Date of Award

Fall 12-2016

Level of Access Assigned by Author

Campus-Only Dissertation

Degree Name

Doctor of Philosophy (PhD)

Department

Biological Sciences

Advisor

Harold B. Dowse

Second Committee Member

Mary S. Tyler

Third Committee Member

Leonard J. Kass

Additional Committee Members

Clarissa Henry

Erik Johnson

Abstract

This dissertation studies calcium channels, exchangers, and pumps (components) in cardiac pacemaking in Drosophila melanogaster. One goal of this work was to further establish Drosophila as a model organism for heart research, while another was to identify links between sarcolemmal and sarcoplasmic reticulum (SR) oscillators, if one is dominant over the other, and/or if one oscillator can compensate for decreased function of the other. Another goal was to identify heartbeat frequency and rhythmicity phenotypes associated with decreased function in various pacemaking components. Heartbeat was examined in animals that carried genetic mutations in or decreased expression of genes that encode these components, and animals exposed to component-specific pharmacological blockers. mRNA expression was also examined. Results indicate that components with similar function may become upregulated to compensate for decreased function or complete lack of the other. Findings also suggest that in wild type strains, the sarcolemmal oscillator is dominant over that of the SR, but that both oscillators can compensate for one another.
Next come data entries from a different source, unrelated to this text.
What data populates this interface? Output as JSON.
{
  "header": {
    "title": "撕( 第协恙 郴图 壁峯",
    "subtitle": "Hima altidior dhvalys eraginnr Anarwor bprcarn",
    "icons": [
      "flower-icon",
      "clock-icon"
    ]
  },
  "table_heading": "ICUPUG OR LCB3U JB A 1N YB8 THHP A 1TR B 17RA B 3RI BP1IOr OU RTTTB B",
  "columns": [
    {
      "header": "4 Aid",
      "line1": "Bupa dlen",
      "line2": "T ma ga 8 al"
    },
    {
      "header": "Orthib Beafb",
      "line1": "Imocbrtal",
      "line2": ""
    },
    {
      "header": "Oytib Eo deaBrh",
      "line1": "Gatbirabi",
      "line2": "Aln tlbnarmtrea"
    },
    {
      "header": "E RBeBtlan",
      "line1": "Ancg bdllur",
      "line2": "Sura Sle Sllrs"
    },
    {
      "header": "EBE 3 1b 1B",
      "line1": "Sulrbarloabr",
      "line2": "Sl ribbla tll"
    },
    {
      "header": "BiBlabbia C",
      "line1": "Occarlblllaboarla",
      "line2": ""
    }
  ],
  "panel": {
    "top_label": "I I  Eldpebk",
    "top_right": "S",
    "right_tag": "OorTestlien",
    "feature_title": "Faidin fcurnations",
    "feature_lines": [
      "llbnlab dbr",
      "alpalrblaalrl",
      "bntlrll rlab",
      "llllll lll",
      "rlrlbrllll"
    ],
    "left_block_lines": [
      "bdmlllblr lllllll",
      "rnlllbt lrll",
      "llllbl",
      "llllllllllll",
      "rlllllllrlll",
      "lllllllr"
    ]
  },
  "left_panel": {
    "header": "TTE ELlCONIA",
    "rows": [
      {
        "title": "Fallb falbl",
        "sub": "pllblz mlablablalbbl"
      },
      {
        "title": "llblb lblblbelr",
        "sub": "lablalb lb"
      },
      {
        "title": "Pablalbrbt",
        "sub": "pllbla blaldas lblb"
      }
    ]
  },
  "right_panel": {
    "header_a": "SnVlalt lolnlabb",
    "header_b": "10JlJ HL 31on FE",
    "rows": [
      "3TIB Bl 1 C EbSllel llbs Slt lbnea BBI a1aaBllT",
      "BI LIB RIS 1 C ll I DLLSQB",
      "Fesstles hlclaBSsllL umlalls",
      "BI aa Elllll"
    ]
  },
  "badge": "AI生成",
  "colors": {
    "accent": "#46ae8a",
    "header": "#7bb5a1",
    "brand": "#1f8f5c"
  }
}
I also examined calcium-dependent inactivation in high voltage-activated calcium channels and its necessity in pacemaking by injecting varying concentrations of barium chloride into P1 prepupae and examining its effects on heartbeat. Barium was used because of its ability to pass through calcium channels, while not efficiently binding calmodulin, essential for calcium-dependent inactivation (Ben-Johny & Yue, 2014; Chao et al., 1984). Heartbeat in prepupae that carried certain mutations appeared to be more reliant than others on calcium-dependent inactivation, meaning components that do not require calcium-dependent inactivation may compensate for a lack of functional components that do. Moreover, I found that certain mutations may cause defective physiological ion regulation, indicative of heart failure (Bers, 2014).

Chapter 4 indicates that suppressing tryptophan 2,3-dioxygenase causes a slow, rhythmic heartbeat phenotype. Tryptophan 2,3-dioxygenase activity is rate-limiting serotonin and melatonin production (Kanai et al., 2009). These mutants likely have increased serotonin production but have an opposite phenotype exhibited by animals injected with serotonin (Johnson et al., 1997). This slow heartbeat phenotype indicates that these mutants are likely less sensitive to serotonin than wild type, and that overall nervous system influence on heartbeat may be decreased.